Once this proof was concluded, I attempted (for the sake of practicing and learning) to prove the spans are the same via the definition
The span of a set $S$ of vectors in a vector space $V$ is the interesection of all subspaces $W_1, ..., W_n$ of $V$ that contain $S$
In other words, I attempted to do the excercise thinking of the two spans as intersections instead of linear combinations. However, I haven't found a way to do it. How can one apply this "set-oriented" definition of linear span to prove the linear spans above are equal?
Translating your argument into this form is totally possible, but the underlying reasoning is very much the same.
Let $V$ be any subspace containing $S_1 = \{ v_1, v_2\}$. Since $V$ is a subspace (hence closed under linear combinations) we also have $v_2 + \lambda v_1 \in V$. So the subspace $V$ also contains $S_2 = \{v_1, v_2 + \lambda v_1 \}$.
Okay, what have we shown?

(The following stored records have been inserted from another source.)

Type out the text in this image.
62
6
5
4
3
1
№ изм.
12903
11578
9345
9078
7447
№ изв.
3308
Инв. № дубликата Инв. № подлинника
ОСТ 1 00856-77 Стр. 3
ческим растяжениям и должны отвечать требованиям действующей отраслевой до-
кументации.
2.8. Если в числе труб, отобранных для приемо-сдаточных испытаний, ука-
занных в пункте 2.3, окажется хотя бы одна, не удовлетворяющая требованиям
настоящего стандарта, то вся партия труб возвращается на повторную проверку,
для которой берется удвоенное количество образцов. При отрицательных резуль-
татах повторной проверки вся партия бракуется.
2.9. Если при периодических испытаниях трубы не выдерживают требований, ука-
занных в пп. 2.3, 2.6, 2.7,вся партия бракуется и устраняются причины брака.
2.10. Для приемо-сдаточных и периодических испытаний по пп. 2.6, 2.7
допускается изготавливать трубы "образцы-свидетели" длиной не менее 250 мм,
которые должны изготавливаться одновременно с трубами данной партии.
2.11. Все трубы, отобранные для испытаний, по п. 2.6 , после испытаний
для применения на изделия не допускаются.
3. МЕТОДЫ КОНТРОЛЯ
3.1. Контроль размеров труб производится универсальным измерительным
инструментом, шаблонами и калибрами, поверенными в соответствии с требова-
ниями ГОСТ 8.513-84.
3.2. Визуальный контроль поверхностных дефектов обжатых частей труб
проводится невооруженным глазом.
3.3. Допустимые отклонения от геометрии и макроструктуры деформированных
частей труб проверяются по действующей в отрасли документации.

We have shown that every subspace containing $S_1$ also contains $S_2$. In particular, the intersection of all of these, i.e. the span of $S_1$, contains $S_2$. This implies that it contains the span of $S_2$, i.e. $$ \langle S_1 \rangle \supseteq \langle S_2 \rangle. $$
Now let $V$ any subspace containing $S_2$, and reverse the argument above to show the opposite containment.